I am not arguing for the dumbing down of preaching but I am asking the question about our methodology. The Bible is God's inspired word to make me love him with all my heart, soul, mind and strength. Does the teaching leave me gasping for relationship with God, breathless at the wonder of what God gifts me in Christ that I can everyday and for eternity call God 'Dad'?
In our concern to teach theologically have we missed out peoples hearts and emotions? As I stand up to preach is it with concerns about my structure or is it about making the God I know personally known to others as he has revealed himself?
I have heard people say that the Bible is hard to understand, sometimes I think it is because we make it hard to understand. When you read books that tell you you should be spending 12 hours a week preparing your talk, 6 hours simply on understanding the text what does that say to us about the Bible. To the person in the pew that says the Bible is too complex - it makes it nearly as hard to understand as when it was written in Latin. I am not saying we should not labour to understand the Bible, we should, as those who preach we must. But I am saying we should not lay that burden on people, the Bible is a book to be read that reveals God to us, it is God's revelation - you do not need 4 technical commentaries and a degree in Greek, Hebrew, systematic and Biblical Theology, as well as Hermeneutics in order to understand it. Certainly never does Paul recommend that to the church, in fact in his letter to the Colossians he continually calls them to one thing to know Christ.

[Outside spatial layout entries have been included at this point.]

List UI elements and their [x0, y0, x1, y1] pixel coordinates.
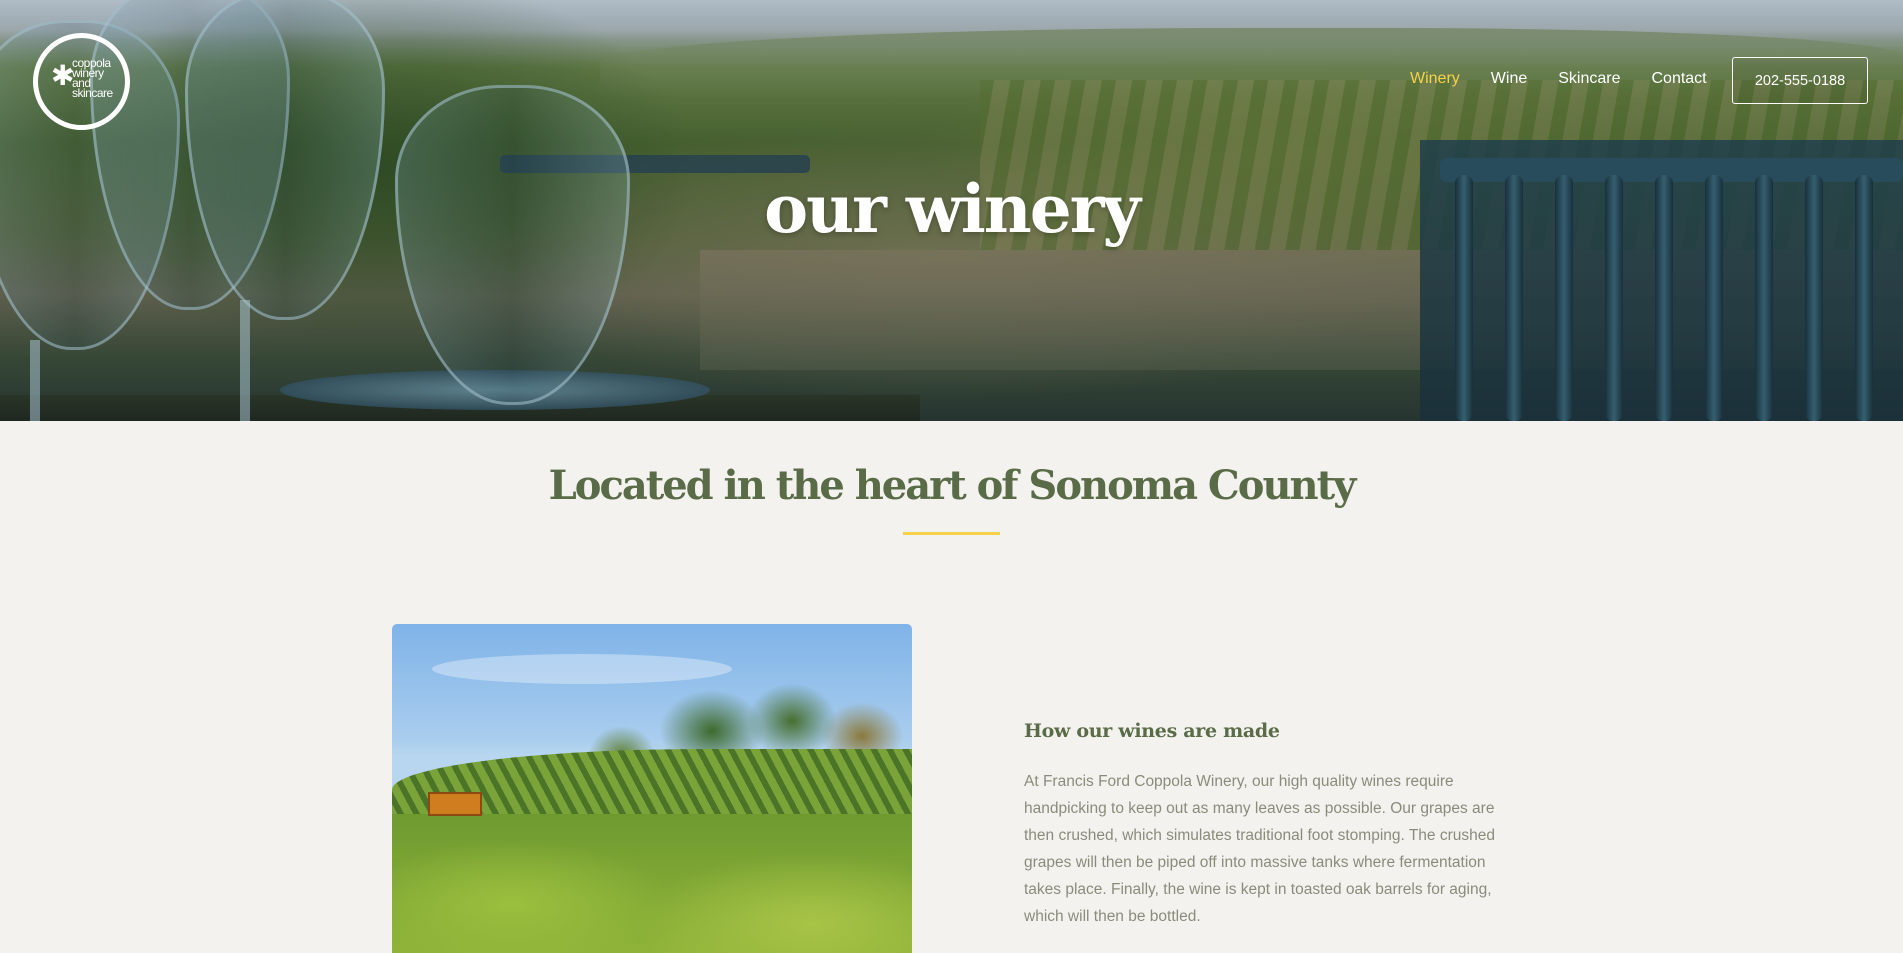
section-title: Located in the heart of Sonoma County — [548, 462, 1357, 509]
nav-item-contact[interactable]: Contact — [1651, 70, 1706, 88]
logo-link[interactable]: ✱ coppola winery and skincare — [33, 33, 130, 130]
photo-tractor — [428, 792, 482, 816]
feature-title: How our wines are made — [1024, 720, 1280, 742]
logo-wordmark: coppola winery and skincare — [72, 57, 124, 100]
nav-item-wine[interactable]: Wine — [1491, 70, 1527, 88]
nav-item-winery[interactable]: Winery — [1410, 70, 1460, 88]
feature-body: At Francis Ford Coppola Winery, our high… — [1024, 773, 1495, 925]
title-divider — [903, 532, 1000, 535]
main-nav: Winery Wine Skincare Contact — [1410, 70, 1738, 88]
nav-item-skincare[interactable]: Skincare — [1558, 70, 1620, 88]
phone-button[interactable]: 202-555-0188 — [1732, 57, 1868, 104]
vineyard-photo — [392, 624, 912, 953]
photo-foreground-vines — [392, 814, 912, 953]
logo-line: skincare — [72, 86, 113, 100]
logo-star-icon: ✱ — [51, 59, 75, 92]
hero-banner: ✱ coppola winery and skincare Winery Win… — [0, 0, 1903, 421]
hero-title: our winery — [764, 170, 1141, 248]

I think part of the attraction of The Shack is that it makes God accessible and people have not found him in the Bible in part I think because they think it is a hard book to read. We need to counter act that. We need to be showing people how they can know the real God who reveals himself to us not in a novel but in his word gifted to us. We need to be calling people to know God through his word, to experience God living in and through them by the power of his Spirit.
"I want to know Christ," Paul wrote "to know the power of his resurrection and participation in his sufferings, becoming like him in his death, and so somehow, attaining to the resurrection from the dead." It is a great longing to want to know God.